Neonatal Pharmacology - Cautionary Tales
- Chloramphenicol: Grey baby syndrome (due to ↓ UDP-glucuronyl transferase activity).
- Sulfonamides: Kernicterus (bilirubin displacement from albumin). Avoid in neonates & late pregnancy.
- Tetracyclines: Permanent teeth discoloration, ↓ bone growth. Contraindicated.
- Benzyl Alcohol (preservative): Gasping syndrome (metabolic acidosis, respiratory failure; potentially fatal).
- Aminoglycosides (e.g., Gentamicin, Amikacin): Ototoxicity, nephrotoxicity. Dose carefully; Therapeutic Drug Monitoring (TDM) crucial.
- Opioids (maternal or neonatal): Respiratory depression, Neonatal Abstinence Syndrome (NAS).
- Hexachlorophene (topical antiseptic): Neurotoxicity (vacuolar encephalopathy) if absorbed systemically.

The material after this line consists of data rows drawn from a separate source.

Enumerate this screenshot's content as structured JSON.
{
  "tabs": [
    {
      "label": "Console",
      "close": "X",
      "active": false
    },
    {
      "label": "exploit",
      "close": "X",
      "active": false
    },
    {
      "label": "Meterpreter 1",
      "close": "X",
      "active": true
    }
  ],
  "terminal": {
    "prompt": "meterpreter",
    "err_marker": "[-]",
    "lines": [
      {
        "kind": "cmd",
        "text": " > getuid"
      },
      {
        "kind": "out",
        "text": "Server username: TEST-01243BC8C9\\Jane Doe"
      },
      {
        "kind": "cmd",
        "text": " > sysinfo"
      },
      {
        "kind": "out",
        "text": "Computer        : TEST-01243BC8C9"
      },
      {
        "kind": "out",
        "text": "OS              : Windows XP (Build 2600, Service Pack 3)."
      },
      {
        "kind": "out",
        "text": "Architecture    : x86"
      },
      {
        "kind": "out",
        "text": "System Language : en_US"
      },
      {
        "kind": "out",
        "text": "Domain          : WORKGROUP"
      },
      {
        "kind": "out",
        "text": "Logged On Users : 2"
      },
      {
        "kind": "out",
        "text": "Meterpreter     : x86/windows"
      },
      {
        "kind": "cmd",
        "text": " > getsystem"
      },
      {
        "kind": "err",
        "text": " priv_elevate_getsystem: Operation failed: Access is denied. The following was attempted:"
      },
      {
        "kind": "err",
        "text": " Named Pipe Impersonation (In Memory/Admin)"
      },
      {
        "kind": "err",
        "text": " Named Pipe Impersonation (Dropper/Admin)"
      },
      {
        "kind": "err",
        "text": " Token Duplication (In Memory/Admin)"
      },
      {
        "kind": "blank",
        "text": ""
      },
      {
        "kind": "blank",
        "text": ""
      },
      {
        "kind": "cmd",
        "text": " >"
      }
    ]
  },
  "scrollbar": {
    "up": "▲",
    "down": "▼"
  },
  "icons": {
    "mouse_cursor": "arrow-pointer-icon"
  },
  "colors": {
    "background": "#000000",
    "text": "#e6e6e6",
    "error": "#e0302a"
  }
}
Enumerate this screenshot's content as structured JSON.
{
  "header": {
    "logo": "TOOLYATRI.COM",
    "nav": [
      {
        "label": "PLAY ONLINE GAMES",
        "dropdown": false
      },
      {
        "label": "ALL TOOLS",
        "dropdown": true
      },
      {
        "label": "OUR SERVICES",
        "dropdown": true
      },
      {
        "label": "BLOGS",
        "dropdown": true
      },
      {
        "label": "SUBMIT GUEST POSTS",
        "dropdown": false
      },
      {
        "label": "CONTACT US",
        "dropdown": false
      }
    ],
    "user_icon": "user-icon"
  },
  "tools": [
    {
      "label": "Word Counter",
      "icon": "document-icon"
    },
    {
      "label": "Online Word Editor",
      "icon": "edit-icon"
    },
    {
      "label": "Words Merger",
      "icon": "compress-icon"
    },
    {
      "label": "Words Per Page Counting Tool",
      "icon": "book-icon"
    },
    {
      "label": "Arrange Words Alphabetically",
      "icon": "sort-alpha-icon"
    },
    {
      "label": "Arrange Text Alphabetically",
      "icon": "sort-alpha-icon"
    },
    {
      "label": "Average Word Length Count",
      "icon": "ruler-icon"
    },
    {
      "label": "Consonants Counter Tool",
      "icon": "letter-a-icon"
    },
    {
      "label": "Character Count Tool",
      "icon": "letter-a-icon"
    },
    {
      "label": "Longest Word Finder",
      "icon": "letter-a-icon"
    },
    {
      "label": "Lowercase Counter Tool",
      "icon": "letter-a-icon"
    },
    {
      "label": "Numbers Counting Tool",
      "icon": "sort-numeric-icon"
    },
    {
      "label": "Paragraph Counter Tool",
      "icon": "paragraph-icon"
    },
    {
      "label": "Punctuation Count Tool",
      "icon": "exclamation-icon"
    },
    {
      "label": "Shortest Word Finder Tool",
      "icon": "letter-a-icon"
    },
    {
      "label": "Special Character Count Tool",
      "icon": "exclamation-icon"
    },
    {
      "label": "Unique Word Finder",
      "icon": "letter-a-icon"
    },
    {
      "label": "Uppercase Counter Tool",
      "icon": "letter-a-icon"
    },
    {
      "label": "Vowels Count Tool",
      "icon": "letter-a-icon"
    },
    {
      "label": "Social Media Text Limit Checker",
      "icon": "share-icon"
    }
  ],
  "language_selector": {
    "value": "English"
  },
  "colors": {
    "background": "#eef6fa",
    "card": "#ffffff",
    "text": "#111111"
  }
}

- Aspirin: Potential Reye's syndrome link; generally avoid.
- Indomethacin: Used for PDA closure; risks include Necrotizing Enterocolitis (NEC), GI perforation, renal dysfunction.

⭐ Chloramphenicol causes Grey Baby Syndrome in neonates due to deficient UDP-glucuronyl transferase activity, leading to drug accumulation, cyanosis, and cardiovascular collapse.
High‑Yield Points - ⚡ Biggest Takeaways
- Neonatal physiology significantly alters drug pharmacokinetics (Absorption, Distribution, Metabolism, Excretion).
- Gastric emptying is delayed and intestinal motility irregular, affecting oral drug absorption.
- Total body water is increased, and body fat is decreased, impacting drug volume of distribution.
- Hepatic metabolism (e.g., glucuronidation) is immature, leading to increased drug half-life.
- Renal excretion (glomerular filtration rate) is decreased, prolonging drug elimination.
- Plasma protein binding is reduced, leading to higher free drug concentrations.
- Key drugs needing caution: chloramphenicol (Gray baby syndrome), sulfonamides (kernicterus), opioids (respiratory depression).